Application Guide

How to Apply for Data Analyst

at PULA

🏢 About PULA

PULA is a unique social enterprise that combines technology and insurance to protect smallholder farmers from climate risks, directly impacting food security and rural livelihoods. Working here means contributing to a mission-driven organization that has already reached 4.9M farmers with innovative agricultural insurance solutions, offering the chance to make tangible social impact through data.

About This Role

This Data Analyst role is central to PULA's operations, involving hands-on configuration of field data collection tools, rigorous quality checks on farmer data, and using analytics to identify project risks in agricultural insurance programs. You'll directly influence how PULA scales its climate resilience solutions by ensuring data integrity and providing actionable insights that affect insurance delivery to smallholders.

💡 A Day in the Life

A typical day might start with reviewing data from field agents using PULA's in-house collection tool, then running quality checks in Python to identify inconsistencies in farmer submissions.
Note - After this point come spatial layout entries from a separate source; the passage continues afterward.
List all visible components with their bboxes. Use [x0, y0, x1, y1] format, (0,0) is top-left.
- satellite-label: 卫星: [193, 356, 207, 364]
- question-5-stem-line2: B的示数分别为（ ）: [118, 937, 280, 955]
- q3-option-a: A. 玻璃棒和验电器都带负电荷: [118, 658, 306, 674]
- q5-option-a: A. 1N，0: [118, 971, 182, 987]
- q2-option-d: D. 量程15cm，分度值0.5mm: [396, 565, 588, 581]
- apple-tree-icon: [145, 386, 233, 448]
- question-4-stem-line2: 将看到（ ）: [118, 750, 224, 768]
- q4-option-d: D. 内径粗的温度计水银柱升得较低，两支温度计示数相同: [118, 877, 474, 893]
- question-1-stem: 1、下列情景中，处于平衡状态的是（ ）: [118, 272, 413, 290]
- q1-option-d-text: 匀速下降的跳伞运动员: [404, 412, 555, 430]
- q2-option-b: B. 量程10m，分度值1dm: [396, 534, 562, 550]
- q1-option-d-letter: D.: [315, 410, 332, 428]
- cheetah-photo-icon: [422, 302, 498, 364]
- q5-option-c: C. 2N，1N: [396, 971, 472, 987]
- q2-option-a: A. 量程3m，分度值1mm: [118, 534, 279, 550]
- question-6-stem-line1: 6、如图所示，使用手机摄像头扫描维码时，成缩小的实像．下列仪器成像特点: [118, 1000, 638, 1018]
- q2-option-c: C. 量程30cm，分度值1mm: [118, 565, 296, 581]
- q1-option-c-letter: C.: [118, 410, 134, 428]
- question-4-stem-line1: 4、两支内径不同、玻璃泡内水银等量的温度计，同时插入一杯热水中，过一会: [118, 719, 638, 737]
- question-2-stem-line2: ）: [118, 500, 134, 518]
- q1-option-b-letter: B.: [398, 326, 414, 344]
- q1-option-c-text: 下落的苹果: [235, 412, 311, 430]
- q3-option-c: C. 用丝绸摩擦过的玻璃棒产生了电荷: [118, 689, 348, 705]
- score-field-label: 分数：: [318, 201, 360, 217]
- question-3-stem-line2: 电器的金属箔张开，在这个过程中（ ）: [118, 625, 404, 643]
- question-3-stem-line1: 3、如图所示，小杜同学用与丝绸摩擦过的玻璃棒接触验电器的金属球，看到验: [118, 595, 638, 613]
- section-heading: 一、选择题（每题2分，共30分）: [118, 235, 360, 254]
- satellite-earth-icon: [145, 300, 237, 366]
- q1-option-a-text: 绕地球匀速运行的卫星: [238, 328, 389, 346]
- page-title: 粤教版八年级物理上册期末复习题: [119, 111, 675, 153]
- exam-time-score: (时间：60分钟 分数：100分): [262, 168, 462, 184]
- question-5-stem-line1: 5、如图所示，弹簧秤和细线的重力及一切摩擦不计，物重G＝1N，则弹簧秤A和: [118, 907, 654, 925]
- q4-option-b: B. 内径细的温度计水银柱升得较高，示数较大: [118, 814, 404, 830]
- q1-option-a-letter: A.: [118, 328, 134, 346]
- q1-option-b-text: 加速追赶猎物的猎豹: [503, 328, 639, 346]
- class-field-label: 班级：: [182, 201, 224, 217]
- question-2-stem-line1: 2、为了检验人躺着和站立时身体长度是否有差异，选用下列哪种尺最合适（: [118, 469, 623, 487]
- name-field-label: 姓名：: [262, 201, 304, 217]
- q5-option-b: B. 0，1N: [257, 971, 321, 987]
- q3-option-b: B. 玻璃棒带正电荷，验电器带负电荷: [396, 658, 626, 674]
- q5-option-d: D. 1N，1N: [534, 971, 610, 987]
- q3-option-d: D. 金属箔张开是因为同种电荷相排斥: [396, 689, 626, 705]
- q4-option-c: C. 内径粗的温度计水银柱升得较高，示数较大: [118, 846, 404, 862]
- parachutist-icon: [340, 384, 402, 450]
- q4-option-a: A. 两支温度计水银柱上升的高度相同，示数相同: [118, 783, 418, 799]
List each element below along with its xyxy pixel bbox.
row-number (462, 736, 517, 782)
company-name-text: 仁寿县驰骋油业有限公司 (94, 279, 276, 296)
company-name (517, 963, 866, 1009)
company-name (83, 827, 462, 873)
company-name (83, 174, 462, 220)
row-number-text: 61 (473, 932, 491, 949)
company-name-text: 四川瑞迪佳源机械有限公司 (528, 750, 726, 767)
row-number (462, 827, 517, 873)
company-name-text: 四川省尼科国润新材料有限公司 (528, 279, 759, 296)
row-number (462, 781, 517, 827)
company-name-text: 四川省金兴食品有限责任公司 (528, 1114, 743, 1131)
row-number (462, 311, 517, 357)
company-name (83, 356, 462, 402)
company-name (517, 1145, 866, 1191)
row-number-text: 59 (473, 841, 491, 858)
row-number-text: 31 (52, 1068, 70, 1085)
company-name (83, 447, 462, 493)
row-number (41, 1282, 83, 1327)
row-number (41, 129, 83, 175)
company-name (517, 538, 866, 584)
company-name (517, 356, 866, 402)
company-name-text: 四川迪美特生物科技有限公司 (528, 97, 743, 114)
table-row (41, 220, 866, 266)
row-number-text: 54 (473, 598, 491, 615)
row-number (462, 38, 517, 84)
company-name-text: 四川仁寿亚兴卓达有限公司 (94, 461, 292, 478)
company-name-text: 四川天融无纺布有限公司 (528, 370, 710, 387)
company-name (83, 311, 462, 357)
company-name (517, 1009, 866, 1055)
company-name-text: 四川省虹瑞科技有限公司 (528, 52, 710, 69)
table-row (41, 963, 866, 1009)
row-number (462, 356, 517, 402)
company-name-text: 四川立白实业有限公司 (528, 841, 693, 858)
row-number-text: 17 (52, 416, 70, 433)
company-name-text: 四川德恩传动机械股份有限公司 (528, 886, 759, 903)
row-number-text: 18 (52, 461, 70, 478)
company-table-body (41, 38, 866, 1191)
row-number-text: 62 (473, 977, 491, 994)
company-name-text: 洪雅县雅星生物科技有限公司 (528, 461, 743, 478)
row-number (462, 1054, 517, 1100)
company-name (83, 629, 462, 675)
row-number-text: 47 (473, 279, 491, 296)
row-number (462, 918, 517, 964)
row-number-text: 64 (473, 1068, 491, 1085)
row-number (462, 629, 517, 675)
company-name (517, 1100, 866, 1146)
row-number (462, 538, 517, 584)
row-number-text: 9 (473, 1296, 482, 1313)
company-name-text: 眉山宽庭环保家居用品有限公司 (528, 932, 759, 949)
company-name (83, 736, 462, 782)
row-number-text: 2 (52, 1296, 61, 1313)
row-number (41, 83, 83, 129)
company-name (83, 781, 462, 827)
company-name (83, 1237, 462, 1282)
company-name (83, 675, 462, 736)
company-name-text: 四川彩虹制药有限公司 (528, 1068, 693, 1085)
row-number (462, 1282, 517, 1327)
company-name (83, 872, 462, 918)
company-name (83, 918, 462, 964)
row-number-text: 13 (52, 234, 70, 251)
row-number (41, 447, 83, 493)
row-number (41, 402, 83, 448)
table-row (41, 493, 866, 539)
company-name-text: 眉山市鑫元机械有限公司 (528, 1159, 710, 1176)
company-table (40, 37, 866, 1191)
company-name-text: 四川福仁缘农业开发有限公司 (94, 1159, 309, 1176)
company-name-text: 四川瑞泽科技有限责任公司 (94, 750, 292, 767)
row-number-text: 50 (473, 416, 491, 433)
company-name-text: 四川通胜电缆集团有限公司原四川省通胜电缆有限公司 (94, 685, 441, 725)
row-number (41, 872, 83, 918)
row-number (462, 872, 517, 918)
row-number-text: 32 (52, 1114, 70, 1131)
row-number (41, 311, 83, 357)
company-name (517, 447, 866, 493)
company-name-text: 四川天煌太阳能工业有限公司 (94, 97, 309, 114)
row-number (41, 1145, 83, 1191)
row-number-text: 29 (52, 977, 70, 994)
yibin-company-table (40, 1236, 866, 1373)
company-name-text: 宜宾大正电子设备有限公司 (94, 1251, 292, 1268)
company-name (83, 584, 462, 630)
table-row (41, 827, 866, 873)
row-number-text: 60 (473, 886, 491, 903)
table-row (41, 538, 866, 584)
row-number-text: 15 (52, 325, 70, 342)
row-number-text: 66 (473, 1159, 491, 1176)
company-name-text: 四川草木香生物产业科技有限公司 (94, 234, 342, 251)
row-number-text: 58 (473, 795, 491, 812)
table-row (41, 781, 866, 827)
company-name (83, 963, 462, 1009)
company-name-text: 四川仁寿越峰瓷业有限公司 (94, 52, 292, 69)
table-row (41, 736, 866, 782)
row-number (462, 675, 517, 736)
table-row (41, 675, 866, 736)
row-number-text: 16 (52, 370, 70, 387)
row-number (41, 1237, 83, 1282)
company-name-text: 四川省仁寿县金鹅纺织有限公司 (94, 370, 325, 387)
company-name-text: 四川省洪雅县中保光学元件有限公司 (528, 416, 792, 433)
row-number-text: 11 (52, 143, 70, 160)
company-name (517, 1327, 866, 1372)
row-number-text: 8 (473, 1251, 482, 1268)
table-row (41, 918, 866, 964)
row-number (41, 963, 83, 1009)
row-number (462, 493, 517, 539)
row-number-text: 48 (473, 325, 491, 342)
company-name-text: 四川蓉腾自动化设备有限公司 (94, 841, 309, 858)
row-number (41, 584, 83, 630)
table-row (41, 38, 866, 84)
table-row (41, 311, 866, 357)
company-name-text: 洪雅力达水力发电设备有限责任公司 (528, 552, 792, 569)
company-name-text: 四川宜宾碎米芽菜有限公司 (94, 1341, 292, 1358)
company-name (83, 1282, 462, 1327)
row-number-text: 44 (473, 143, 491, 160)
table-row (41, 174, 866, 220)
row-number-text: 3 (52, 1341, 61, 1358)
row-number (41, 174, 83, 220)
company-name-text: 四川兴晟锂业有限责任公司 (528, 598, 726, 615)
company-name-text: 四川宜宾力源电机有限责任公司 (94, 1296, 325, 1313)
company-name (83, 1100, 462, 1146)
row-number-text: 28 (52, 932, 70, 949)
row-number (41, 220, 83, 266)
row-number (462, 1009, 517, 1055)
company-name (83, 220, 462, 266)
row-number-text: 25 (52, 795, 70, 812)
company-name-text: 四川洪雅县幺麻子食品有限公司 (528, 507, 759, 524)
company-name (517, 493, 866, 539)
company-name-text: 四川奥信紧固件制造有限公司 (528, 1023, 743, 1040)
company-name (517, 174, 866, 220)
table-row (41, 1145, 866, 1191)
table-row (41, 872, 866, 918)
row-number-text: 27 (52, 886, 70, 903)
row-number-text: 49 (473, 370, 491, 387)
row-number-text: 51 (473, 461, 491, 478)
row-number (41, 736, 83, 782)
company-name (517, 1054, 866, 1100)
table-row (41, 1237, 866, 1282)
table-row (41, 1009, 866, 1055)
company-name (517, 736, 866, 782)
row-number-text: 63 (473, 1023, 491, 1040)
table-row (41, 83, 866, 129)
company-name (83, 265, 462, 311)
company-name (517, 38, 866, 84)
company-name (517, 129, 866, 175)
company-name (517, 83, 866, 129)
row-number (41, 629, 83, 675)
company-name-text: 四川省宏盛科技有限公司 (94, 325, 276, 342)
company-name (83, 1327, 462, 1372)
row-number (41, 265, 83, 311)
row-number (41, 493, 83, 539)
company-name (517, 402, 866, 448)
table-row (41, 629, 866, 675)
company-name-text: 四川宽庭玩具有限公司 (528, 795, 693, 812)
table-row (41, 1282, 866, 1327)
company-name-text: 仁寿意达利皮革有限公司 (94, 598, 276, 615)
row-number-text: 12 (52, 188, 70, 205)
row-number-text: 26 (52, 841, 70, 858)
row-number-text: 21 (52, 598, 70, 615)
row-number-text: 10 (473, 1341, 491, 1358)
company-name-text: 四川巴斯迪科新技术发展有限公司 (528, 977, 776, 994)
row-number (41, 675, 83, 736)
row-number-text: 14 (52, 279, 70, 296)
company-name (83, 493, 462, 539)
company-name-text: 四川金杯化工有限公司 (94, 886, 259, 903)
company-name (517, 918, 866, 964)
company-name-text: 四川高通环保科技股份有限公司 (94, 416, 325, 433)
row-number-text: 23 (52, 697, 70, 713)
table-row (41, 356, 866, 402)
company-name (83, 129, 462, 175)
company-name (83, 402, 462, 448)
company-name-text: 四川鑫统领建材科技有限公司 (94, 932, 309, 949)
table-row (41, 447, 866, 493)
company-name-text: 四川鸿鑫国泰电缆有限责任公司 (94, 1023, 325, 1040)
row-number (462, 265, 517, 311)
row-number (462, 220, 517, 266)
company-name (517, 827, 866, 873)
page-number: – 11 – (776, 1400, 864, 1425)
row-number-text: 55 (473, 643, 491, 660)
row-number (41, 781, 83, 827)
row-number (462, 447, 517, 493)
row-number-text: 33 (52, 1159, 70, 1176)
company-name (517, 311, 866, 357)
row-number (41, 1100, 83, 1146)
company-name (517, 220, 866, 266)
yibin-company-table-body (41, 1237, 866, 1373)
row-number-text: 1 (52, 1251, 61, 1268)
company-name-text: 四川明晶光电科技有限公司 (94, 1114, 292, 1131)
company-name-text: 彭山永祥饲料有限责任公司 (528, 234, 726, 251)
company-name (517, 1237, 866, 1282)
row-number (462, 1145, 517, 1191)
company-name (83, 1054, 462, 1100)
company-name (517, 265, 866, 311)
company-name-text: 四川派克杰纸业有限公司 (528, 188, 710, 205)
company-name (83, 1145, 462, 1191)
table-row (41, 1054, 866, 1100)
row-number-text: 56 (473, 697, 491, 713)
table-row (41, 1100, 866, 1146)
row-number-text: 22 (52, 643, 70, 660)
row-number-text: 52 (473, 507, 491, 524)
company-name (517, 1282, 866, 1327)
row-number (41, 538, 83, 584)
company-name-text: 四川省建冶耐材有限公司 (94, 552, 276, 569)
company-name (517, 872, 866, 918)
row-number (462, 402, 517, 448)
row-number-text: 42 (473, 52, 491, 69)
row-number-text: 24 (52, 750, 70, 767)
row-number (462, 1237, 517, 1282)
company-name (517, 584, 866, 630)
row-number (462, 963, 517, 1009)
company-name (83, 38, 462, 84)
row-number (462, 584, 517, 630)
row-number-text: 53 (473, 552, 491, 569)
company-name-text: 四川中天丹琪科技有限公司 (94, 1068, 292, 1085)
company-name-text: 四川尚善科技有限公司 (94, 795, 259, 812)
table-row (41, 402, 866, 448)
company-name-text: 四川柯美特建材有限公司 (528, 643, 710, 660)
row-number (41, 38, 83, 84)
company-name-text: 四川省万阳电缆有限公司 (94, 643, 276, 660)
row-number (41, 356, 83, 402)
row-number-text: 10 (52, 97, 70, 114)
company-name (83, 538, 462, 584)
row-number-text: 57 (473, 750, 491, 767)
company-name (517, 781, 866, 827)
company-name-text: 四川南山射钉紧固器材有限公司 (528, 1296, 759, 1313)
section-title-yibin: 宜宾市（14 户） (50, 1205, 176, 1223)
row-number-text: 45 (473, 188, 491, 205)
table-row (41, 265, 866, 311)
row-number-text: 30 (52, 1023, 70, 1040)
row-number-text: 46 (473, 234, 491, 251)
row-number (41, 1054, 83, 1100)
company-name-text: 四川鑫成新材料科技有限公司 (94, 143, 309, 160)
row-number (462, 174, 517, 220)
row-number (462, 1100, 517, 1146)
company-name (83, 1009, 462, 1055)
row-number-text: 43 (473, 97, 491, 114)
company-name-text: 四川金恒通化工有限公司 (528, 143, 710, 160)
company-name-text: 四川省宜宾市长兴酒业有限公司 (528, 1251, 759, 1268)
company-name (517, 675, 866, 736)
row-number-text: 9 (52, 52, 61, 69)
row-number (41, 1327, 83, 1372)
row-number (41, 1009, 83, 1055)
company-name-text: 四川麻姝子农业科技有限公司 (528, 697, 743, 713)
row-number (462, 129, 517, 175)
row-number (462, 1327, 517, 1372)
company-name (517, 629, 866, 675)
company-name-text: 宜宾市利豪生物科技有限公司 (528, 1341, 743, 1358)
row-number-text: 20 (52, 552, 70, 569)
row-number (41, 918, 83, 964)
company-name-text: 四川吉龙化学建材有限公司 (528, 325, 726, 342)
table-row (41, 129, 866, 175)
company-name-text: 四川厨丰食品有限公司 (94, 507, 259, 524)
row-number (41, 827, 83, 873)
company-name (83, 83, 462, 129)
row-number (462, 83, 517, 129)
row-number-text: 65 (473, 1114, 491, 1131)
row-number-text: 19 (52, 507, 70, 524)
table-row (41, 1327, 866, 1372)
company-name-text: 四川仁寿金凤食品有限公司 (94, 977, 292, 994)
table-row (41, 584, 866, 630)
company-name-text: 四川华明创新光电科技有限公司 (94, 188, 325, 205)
You'd likely analyze trends in insurance uptake or claims data using R, create visualizations in Power BI for project managers, and document findings about potential risks in specific regions before joining team discussions on improving data collection processes.

🎯 Who PULA Is Looking For

  • Has 2+ years in NGO environments with experience handling time-sensitive, field-based data collection projects
  • Demonstrates practical proficiency in Python and R for data analysis, with SQL skills for database querying
  • Possesses educational background in agricultural economics or related fields, understanding smallholder farming contexts
  • Can use Power BI or similar tools to create clear visualizations for both technical teams and field staff

📝 Tips for Applying to PULA

1

Highlight specific NGO experience where you worked with field data collection or monitoring & evaluation systems

2

Showcase projects where you used Python/R for agricultural or development-related data analysis

3

Mention any experience with survey tools (like ODK, SurveyCTO) since PULA uses an in-house data collection platform

4

Demonstrate understanding of climate risks in agriculture and how data can inform insurance products

5

Quantify your impact in previous roles - e.g., 'improved data quality by X%' or 'identified risks affecting Y farmers'

✉️ What to Emphasize in Your Cover Letter

["Your experience in fast-paced NGO environments and how you've handled time-sensitive data projects", 'Specific examples of using Python/R for data quality checks and risk analysis in development contexts', 'Understanding of agricultural insurance or smallholder farmer challenges in climate-vulnerable regions', 'How your skills in data visualization have helped non-technical stakeholders make decisions']

Generate Cover Letter →

🔍 Research Before Applying

To stand out, make sure you've researched:

  • PULA's specific insurance products and which crops/regions they focus on
  • The challenges smallholder farmers face with climate change in Africa (where PULA primarily operates)
  • How technology is transforming agricultural insurance in developing economies
  • PULA's partnerships with governments, NGOs, and insurance companies

💬 Prepare for These Interview Topics

Based on this role, you may be asked about:

1 Walk me through how you would configure a survey for collecting farmer data in remote areas
2 Describe your process for conducting data quality checks on field-collected agricultural data
3 How would you use Python or R to identify anomalies in insurance claim data from smallholders?
4 What metrics would you track to assess risks in an agricultural insurance project?
5 How have you previously documented findings and made recommendations to non-technical teams in NGO settings?
Practice Interview Questions →

⚠️ Common Mistakes to Avoid

  • Applying with only corporate/commercial data experience without demonstrating understanding of NGO/development sector challenges
  • Listing Python/R skills without specific examples of data analysis projects relevant to agriculture or social impact
  • Generic cover letter that doesn't address PULA's mission or the agricultural insurance context

📅 Application Timeline

This position is open until filled. However, we recommend applying as soon as possible as roles at mission-driven organizations tend to fill quickly.

Typical hiring timeline:

1

Application Review

1-2 weeks

2

Initial Screening

Phone call or written assessment

3

Interviews

1-2 rounds, usually virtual

Offer

Congratulations!

Ready to Apply?

Good luck with your application to PULA!